Certains hommes politiques marquent leur époque comme une pierre blanche jetée au milieu d’un plan d’eau. Il en résulte de multiples ondes en progression régulière. Au fil de l’histoire, les vagues s’approchent et se brisent dans les anfractuosités idéologiques des périodes sombres. Il convient d’expliquer pour mieux les comprendre. Ce à quoi s’applique l’historien Peter Longerich dans la biographie qu’il consacre à Joseph Goebbels.
Paul Joseph Goebbels est l’un des hommes politiques les plus influents du XXe siècle. Né en 1897 dans l’ouest de l’Allemagne (Rhénanie-du-Nord-Westphalie), il se suicide le 1er mai 1945 dans le Bunker d’Adolf Hitler afin (dit-on souvent à l’emporte-pièce) d’échapper à tout jugement. Une théorie sur laquelle revient Peter Longerich, attestant qu’en ce qui regarde Goebbels rien ne fut aussi simple qu’il n’y parait.

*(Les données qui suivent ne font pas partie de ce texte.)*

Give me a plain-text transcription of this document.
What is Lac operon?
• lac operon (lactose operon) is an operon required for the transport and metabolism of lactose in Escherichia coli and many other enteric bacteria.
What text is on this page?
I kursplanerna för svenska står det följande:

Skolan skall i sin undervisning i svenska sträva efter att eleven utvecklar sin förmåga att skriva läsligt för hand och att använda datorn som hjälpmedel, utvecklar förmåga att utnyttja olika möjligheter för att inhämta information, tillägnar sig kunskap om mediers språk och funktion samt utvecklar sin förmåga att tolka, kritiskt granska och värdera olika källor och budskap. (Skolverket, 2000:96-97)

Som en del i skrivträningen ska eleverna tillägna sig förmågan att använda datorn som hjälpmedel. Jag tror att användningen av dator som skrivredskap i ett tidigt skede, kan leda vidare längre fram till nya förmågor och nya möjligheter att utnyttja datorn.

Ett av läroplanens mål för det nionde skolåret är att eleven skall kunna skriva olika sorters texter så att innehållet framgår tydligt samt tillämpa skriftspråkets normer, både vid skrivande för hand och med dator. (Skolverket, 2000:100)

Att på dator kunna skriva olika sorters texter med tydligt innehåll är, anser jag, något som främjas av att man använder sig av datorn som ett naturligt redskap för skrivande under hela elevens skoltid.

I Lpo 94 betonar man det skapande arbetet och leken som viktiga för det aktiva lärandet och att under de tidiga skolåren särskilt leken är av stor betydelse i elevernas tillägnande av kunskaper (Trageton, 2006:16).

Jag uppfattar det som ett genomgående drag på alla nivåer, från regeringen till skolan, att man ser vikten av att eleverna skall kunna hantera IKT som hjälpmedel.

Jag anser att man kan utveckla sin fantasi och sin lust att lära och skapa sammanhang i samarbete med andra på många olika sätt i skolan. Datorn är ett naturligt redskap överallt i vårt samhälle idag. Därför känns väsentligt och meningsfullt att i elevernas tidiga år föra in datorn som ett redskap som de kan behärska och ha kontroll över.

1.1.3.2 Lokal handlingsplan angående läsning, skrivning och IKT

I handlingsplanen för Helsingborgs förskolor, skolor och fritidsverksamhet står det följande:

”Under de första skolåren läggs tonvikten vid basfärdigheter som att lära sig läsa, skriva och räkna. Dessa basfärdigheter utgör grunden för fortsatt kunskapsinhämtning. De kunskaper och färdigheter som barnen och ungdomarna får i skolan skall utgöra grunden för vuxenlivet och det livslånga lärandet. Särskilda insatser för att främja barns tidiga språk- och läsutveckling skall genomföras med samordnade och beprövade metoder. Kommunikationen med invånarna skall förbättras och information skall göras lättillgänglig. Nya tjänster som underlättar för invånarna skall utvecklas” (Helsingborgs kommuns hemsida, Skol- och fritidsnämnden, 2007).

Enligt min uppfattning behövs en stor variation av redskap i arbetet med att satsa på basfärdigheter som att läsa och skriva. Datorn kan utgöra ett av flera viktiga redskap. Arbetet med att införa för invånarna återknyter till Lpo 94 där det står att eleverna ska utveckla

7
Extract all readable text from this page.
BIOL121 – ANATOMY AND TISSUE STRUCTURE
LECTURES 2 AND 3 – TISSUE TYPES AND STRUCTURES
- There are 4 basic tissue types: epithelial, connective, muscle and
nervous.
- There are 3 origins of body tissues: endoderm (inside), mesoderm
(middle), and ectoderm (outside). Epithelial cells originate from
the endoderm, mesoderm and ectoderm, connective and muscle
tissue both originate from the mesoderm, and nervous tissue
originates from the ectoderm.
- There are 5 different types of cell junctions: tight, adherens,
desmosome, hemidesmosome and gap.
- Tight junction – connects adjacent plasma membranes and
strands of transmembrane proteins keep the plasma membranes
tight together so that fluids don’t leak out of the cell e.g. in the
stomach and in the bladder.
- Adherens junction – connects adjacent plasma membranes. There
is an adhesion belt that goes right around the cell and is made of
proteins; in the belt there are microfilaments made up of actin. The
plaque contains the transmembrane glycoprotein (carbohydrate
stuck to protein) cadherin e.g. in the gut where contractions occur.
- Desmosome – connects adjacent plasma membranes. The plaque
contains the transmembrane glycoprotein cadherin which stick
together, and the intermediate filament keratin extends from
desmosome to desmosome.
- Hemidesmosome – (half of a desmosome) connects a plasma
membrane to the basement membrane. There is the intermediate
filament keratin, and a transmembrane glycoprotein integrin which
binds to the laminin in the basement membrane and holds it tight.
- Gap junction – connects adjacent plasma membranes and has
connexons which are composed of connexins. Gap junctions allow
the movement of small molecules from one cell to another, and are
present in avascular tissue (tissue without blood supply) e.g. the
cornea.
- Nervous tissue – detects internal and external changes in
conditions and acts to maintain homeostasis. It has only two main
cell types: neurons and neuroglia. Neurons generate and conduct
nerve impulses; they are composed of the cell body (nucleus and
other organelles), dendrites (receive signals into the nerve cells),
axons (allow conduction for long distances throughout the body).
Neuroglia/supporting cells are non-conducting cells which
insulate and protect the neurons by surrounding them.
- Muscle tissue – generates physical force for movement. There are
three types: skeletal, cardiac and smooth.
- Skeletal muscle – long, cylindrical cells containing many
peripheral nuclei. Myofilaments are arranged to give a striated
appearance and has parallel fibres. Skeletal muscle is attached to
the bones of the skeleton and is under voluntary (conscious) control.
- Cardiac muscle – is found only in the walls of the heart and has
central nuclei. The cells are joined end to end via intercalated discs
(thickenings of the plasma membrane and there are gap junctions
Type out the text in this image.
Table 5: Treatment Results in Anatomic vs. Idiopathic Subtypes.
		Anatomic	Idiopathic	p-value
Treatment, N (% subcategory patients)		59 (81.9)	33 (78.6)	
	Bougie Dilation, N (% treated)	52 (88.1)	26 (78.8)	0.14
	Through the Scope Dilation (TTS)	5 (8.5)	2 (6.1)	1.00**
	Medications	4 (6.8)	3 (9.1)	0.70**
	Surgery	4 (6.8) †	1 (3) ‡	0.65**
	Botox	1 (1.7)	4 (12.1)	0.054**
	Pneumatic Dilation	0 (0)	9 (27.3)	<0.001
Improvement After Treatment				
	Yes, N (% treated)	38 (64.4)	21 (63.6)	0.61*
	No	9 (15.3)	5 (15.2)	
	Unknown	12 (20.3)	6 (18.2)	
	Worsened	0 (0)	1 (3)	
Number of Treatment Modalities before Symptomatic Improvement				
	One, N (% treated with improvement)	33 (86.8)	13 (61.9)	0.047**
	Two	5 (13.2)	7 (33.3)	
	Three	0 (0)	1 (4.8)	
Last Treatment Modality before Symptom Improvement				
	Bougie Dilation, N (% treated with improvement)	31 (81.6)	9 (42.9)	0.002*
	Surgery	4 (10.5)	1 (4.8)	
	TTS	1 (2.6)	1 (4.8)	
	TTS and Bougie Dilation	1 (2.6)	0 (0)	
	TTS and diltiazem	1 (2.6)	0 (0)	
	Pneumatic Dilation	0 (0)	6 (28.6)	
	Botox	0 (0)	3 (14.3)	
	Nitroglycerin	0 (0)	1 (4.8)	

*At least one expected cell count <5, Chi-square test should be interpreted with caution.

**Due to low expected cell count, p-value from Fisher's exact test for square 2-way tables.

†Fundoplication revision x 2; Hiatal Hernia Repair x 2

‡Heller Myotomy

Le ministre de la propagande du IIIe Reich appartient à cette génération nourrie de haine, d’humiliation et de vengeance après la défaite de 1918. Mal négocié, on sait aujourd’hui que l’armistice de la grande guerre fut l’une des causes du nationalisme allemand attisé par le socialisme hitlérien. C’est à l’aune de cette idéologie que s’inscrit le magistère goebbelsien dés 1932. Un engagement instruit une dizaine d’années en amont, lorsque le jeune homme de 27 ans prenait place en politique au sein du radicalisme de droite. Ses convictions, sa vie, son oeuvre, sa folie furent accoudées à une grande culture nourrie d’une redoutable intelligence (Goebbels était docteur ès Philosophie). Peter Longerich développe par l’exhaustif la vie de celui qui a mis toutes les techniques modernes au service de la propagande politique. Véritable “génie” de la communication, son action justifiera pas moins d’un ministère à elle seule : le Propagandaministerium, ou Ministère de la propagande, en l’absence duquel le IIIe Reich n’eût jamais été ce qu’il fut.
Le transfert du rôle de sauveur sur un autre et la fusion symbiotique avec ce modèle correspondaient au trouble narcissique de Goebbels. Il ne pouvait se sentir grand que s’il était confirmé dans sa grandeur par l’idole qu’il s’était choisie. Cette idole serait Hitler.
Peter Longerich met en lumière la pathologie narcissique de l’architecte de la propagande nazie. Il jette un coup de projecteur inédit sur les relations complexes qui l’unissaient à sa femme et à Hitler et déconstruit le système de manipulation des masses par le Parti national-socialiste des travailleurs allemands.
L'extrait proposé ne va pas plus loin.